ランキングは2013年2月期から2014年1月期と、2018年2月期から2019年1月期の有価証券報告書の従業員数の注記に記載されている値を用いて、この5年間の平均年収と従業員数の変化を比較した。年収を減らした金額が多い企業から順に順位づけを行っている。
有価証券報告書の従業員数の注記には単体ベースの平均年収のみが記載されているため、すべての項目の基準を合わせるために、単体の値で調査した。ホールディングス制へ移行したことで従業員数を大きく減らし、年収が大幅に増えたケースがある。

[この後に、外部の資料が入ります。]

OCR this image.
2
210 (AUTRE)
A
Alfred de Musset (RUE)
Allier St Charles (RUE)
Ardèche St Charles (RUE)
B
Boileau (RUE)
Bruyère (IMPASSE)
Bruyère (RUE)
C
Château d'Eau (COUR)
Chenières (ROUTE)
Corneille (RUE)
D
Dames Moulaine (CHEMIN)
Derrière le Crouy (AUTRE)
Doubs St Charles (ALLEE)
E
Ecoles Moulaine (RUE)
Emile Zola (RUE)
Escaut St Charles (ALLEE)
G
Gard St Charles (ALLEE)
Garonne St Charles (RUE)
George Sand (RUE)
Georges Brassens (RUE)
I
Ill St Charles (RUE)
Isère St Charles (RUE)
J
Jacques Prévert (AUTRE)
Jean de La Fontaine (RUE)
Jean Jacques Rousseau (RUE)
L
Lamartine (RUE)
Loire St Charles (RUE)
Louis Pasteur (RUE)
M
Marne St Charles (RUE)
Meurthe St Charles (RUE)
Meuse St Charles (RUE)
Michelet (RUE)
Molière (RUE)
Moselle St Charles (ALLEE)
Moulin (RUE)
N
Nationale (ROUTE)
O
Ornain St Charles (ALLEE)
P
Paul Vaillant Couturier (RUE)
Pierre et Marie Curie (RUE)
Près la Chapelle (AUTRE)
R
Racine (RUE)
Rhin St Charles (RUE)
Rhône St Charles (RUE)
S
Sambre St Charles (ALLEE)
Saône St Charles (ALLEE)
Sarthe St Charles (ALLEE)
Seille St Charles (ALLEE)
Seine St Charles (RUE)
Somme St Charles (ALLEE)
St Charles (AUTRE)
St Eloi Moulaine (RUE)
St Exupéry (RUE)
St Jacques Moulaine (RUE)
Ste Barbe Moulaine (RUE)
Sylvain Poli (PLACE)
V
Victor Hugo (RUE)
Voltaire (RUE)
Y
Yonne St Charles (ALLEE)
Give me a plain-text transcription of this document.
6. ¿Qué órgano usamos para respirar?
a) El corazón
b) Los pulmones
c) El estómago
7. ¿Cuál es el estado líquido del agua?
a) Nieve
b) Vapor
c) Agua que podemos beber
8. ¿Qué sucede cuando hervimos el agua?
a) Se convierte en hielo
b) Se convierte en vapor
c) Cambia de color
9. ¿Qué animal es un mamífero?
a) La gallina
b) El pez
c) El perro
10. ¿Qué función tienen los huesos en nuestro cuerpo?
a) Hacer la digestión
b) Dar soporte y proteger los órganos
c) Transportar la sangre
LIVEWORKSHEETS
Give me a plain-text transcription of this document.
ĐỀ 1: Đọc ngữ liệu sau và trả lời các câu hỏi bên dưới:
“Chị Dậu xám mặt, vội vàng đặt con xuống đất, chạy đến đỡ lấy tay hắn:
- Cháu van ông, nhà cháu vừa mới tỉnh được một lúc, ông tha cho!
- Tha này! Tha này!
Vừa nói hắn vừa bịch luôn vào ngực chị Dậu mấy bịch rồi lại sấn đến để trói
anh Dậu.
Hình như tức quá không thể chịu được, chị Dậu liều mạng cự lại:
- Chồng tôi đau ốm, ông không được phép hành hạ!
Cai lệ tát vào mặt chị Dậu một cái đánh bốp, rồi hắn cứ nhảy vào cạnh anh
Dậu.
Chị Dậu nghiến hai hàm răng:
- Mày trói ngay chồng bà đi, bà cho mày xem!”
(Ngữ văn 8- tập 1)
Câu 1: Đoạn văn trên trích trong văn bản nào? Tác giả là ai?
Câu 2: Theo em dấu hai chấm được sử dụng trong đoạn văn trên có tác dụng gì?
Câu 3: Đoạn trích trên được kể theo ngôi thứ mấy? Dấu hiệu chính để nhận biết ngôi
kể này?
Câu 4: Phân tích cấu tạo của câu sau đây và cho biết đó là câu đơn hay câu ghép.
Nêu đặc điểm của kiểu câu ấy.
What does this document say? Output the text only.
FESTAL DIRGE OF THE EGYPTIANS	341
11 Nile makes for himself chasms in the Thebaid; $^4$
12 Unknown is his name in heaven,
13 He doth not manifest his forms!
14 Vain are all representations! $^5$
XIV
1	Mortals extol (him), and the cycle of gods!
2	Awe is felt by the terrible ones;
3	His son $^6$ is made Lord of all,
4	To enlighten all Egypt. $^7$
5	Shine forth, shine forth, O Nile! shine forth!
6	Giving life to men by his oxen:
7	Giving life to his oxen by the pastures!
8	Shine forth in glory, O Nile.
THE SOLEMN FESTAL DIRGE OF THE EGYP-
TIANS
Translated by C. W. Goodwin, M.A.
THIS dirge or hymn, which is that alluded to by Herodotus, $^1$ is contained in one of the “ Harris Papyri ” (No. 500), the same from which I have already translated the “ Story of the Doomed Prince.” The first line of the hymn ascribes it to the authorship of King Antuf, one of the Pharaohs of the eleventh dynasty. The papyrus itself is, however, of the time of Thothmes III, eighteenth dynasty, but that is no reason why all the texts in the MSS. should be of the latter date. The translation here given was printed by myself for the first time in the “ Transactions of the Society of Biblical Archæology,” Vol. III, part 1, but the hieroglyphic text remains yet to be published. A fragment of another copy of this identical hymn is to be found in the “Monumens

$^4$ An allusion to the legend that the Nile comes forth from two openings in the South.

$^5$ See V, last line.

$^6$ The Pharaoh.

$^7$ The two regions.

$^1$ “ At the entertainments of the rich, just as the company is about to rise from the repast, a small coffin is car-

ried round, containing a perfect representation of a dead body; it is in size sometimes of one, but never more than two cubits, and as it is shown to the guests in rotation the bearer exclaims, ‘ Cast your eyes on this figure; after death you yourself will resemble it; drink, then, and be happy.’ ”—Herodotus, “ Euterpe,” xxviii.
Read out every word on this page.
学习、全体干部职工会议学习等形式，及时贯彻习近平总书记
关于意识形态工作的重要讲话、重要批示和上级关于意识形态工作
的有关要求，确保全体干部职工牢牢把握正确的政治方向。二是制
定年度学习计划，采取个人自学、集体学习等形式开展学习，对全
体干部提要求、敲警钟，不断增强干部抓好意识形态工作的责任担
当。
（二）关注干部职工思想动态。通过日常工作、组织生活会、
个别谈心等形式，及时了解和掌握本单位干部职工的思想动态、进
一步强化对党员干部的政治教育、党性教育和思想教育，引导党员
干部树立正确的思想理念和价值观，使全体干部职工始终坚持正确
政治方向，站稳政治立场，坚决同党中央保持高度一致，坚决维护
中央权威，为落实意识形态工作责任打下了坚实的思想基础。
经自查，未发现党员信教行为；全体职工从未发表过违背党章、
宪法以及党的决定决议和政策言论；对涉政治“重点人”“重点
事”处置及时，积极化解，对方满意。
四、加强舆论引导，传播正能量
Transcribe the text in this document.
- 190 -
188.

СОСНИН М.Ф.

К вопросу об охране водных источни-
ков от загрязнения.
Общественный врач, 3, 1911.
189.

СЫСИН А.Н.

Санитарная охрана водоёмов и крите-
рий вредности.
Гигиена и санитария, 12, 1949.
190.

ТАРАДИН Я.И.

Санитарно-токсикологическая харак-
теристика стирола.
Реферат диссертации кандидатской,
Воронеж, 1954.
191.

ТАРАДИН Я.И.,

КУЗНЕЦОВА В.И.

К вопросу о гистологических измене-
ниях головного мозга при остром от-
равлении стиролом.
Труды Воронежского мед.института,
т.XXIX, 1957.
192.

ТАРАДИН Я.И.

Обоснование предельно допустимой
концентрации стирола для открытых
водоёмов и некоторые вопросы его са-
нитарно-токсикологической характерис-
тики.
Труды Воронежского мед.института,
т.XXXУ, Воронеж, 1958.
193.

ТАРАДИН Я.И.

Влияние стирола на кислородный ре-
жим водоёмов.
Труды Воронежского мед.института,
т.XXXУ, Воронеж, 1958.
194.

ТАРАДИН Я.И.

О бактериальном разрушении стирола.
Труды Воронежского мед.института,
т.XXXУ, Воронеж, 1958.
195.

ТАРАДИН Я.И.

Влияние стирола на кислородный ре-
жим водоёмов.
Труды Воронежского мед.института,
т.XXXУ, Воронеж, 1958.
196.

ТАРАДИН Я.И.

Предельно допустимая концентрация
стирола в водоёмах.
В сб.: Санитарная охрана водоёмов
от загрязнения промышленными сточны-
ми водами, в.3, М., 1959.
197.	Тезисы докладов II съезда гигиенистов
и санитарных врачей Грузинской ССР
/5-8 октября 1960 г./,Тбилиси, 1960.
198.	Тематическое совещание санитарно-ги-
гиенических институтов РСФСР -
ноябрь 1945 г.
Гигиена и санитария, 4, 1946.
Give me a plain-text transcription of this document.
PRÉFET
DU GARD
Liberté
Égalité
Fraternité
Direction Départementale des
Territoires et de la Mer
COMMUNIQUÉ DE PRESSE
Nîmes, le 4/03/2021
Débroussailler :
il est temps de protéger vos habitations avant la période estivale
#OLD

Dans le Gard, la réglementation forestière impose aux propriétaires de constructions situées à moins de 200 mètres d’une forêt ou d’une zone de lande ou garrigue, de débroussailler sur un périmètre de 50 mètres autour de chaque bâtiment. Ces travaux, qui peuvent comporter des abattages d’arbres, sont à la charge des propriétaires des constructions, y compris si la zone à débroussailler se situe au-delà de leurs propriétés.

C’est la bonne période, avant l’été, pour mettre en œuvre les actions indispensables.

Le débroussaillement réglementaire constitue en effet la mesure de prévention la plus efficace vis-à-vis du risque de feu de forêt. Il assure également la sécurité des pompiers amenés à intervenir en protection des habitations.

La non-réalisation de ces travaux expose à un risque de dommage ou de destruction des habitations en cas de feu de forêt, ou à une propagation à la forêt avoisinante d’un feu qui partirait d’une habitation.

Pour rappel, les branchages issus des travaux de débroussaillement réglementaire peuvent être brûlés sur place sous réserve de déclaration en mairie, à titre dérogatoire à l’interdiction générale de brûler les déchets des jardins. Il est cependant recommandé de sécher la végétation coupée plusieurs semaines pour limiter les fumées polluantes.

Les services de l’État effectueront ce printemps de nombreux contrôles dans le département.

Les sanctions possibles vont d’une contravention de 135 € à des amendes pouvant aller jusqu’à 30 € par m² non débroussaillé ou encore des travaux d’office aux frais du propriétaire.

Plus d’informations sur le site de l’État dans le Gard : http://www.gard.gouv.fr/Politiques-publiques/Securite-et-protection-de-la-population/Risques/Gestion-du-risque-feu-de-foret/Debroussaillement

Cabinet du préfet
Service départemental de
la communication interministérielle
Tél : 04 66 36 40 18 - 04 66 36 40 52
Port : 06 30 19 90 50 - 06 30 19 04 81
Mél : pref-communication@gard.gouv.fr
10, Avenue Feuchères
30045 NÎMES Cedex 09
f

このようにホールディングス制へ移行した企業は、年収・従業員数ともにブレが大きいため調査対象外とした。
この5年では減少幅はやや縮小
昨年同時期に配信したランキングとは異なり、ランクインした100社のうち、この5年間では平均年収が100万円以上減少した企業はゼロとなり、従業員数を2000人以上減らした企業も該当しなかった。
1位はプラント大手の千代田化工建設。直近の平均年収は829万円とやや高い水準にあるものの、5年前と比べて94万円の減少となった。5年前と比べ従業員数は24人減り、平均年齢は40.9歳だった。
そして、千代田化工建設は今2019年3月期に大幅最終赤字を計上し、債務超過に陥った。三菱商事らが経営再建を支援することとなり、今後の同社の動向にも注目が集まっている。
2位は、SDエンターテイメントがランクイン。フィットネス、カフェ、オンラインクレーンゲームや不動産賃貸事業を手がける企業だ。平均年収は5年前比で93万円減少し333万円になった。従業員数も21人減少し215人だった。2018年12月には同社よりゲーム、ボウリング、シネマの3事業を承継し新設分割会社スガイディノスを設立している。
従業員数に着目すると、この100社ランキングで最も減少させていたのは横河電機だった。5年間で1708人の従業員数を減少させ、2590人となった。平均年収は18万円の減少で872万円、平均年齢は44.9歳だった。横河電機が従業員数を大きく減らした要因には、2014年に本体のソリューションサービス部門を、子会社に承継したことなどがある。
業界問わず人手不足は深刻化しており、2019年10月には消費増税も予定されている。人材確保のために賃上げを行う企業もあるなかで、政府の賃上げ要請にも応える形で再び賃上げに転じることはできるだろうか。